The parsl monitor provides a database that tracks the progress of the workflow and the use of resources on the workers.

This implementation respects the BPS configuration elements:

  • site.<computeSite>.monitorEnable (bool): enable monitor?

  • site.<computeSite>.monitorInterval (float): time interval (sec) between logging of resource usage.

  • site.<computeSite>.monitorFilename (str): name of file to use for the monitor sqlite database.

Returns:
monitorMonitoringHub or None

Parsl monitor, or None for no monitor.

get_parsl_config() Config

Get Parsl configuration for this site.

Subclasses can overwrite this method to build a more specific Parsl configuration, if required.

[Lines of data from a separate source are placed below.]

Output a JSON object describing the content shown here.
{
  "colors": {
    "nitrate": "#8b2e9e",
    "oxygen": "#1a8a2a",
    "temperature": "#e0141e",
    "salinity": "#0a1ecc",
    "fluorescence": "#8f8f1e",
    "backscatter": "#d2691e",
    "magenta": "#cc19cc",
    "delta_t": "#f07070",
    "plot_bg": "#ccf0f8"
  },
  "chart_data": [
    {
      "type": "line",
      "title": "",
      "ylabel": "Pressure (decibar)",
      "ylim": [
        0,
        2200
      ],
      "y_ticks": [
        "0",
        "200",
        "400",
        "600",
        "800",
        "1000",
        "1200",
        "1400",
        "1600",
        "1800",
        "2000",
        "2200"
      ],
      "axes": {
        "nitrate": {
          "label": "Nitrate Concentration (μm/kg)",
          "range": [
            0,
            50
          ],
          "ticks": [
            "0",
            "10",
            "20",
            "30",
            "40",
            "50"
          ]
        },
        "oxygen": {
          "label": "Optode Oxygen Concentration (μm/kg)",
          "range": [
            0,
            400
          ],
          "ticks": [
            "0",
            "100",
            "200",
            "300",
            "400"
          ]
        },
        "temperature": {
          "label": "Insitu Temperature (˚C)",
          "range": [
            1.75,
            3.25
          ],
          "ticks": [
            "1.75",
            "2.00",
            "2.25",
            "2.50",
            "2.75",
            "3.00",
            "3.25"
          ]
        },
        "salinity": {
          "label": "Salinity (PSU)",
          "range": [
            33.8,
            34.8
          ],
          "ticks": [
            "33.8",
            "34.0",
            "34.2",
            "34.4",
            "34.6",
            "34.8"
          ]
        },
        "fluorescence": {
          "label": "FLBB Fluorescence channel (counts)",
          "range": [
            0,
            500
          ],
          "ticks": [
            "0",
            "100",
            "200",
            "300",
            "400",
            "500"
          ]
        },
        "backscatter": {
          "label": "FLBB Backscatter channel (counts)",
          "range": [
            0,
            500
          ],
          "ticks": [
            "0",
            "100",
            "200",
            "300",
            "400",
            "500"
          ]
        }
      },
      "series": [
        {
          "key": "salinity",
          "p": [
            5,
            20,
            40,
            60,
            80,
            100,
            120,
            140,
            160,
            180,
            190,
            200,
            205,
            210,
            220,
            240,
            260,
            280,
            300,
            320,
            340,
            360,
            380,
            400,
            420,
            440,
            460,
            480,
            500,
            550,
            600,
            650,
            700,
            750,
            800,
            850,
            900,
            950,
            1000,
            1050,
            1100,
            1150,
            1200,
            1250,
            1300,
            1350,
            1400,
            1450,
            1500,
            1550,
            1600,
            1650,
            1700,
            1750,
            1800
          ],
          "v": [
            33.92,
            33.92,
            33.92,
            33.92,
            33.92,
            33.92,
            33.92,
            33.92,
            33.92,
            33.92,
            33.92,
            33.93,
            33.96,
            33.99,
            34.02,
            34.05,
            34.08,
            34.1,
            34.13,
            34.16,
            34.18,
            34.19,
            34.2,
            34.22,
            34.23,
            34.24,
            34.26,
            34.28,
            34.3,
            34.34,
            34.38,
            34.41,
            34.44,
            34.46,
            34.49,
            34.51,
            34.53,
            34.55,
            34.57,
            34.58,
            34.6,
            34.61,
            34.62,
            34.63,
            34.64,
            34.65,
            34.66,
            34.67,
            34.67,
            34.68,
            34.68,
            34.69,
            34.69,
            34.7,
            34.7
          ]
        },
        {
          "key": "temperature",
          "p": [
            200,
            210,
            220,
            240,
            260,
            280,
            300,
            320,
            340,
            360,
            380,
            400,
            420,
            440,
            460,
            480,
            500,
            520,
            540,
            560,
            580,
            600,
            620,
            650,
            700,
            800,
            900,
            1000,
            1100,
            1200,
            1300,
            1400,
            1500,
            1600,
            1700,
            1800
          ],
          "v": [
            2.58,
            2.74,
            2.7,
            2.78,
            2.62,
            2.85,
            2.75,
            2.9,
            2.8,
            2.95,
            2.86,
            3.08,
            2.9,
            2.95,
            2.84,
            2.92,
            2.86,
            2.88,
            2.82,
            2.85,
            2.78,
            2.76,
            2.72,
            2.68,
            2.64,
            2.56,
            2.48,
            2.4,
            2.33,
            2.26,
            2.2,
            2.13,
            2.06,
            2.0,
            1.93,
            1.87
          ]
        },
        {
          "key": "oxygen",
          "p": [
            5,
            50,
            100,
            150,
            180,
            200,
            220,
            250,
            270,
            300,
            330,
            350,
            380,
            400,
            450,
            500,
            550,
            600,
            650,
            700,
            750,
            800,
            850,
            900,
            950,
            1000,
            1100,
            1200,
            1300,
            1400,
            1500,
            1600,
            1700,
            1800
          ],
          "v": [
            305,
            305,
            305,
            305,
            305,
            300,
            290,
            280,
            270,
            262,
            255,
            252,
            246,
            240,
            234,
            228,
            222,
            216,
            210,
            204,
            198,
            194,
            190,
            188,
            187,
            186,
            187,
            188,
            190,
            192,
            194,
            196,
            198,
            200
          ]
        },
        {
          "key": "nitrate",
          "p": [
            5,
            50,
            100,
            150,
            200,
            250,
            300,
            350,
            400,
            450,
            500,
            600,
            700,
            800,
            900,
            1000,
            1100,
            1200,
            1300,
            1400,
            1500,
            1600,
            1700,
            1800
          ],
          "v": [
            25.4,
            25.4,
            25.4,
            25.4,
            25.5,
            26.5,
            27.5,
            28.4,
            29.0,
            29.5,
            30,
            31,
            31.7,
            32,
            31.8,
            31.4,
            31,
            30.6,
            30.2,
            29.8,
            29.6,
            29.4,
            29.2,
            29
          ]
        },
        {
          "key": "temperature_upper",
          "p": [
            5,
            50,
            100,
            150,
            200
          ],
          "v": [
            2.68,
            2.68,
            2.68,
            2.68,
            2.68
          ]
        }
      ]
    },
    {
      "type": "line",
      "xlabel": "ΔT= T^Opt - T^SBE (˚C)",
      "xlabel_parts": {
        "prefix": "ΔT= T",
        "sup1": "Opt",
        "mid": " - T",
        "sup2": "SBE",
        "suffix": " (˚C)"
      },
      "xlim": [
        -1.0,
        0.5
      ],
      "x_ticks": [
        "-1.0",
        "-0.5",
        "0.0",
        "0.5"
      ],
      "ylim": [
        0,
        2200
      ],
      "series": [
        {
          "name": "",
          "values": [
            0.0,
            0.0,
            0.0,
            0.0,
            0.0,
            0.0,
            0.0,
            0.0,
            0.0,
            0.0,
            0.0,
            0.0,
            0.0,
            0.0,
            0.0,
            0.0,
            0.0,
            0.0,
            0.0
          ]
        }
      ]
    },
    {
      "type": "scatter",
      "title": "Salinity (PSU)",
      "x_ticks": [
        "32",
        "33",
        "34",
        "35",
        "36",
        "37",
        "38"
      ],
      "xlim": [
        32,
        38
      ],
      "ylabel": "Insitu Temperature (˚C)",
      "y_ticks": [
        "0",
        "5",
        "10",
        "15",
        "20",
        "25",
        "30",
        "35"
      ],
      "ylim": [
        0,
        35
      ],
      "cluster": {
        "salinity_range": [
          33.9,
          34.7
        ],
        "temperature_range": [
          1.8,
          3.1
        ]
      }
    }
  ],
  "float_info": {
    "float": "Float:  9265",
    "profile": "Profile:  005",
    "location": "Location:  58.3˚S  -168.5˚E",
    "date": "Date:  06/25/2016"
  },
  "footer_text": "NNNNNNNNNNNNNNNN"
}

The retries are set from the site.<computeSite>.retries value found in the BPS configuration file.

Returns:
configparsl.config.Config

The configuration to be used for Parsl.

static get_site_subconfig(config: BpsConfig) BpsConfig

Get BPS configuration for the site of interest.

We return the BPS sub-configuration for the site indicated by the computeSite value, which is site.<computeSite>.

Parameters:
configBpsConfig

BPS configuration.

Returns:
siteBpsConfig

Site sub-configuration.

make_executor(label: str, *, nodes: int | None = None, cores_per_node: int | None = None, walltime: str | None = None, mem_per_node: int | None = None, mem_per_worker: float | None = None, qos: str | None = None, constraint: str | None = None, singleton: bool = False, scheduler_options: str | None = None, provider_options: dict[str, Any] | None = None, executor_options: dict[str, Any] | None = None) ParslExecutor

Return an executor for running on a Slurm cluster.

Parameters:
labelstr

Label for executor.

nodesint, optional

Default number of nodes for each Slurm job.

cores_per_nodeint, optional

Default number of cores per node for each Slurm job.

walltimestr, optional

Default time limit for each Slurm job.

mem_per_nodefloat, optional

Memory per node (GB) to request for each Slurm job.

mem_per_workerfloat, optional

Minimum memory per worker (GB), limited by the executor.

qosstr, optional

Quality of service for each Slurm job.

constraintstr, optional

Node feature(s) to require for each Slurm job.

singletonbool, optional

Wether to allow only a single Slurm job to run at a time.

scheduler_optionsstr, optional

#SBATCH directives to prepend to the Slurm submission script.

provider_optionsdict, optional

Additional arguments for SlurmProvider constructor.

executor_optionsdict, optional

Additional arguments for HighThroughputExecutor constructor.

Returns:
executorHighThroughputExecutor

Executor for Slurm jobs.

select_executor(job: ParslJob) str

Get the label of the executor to use to execute a job.

This implementation only looks at the requested memory.

Parameters:
jobParslJob

Job to be executed.

Returns:
labelstr

Label of executor to use to execute job.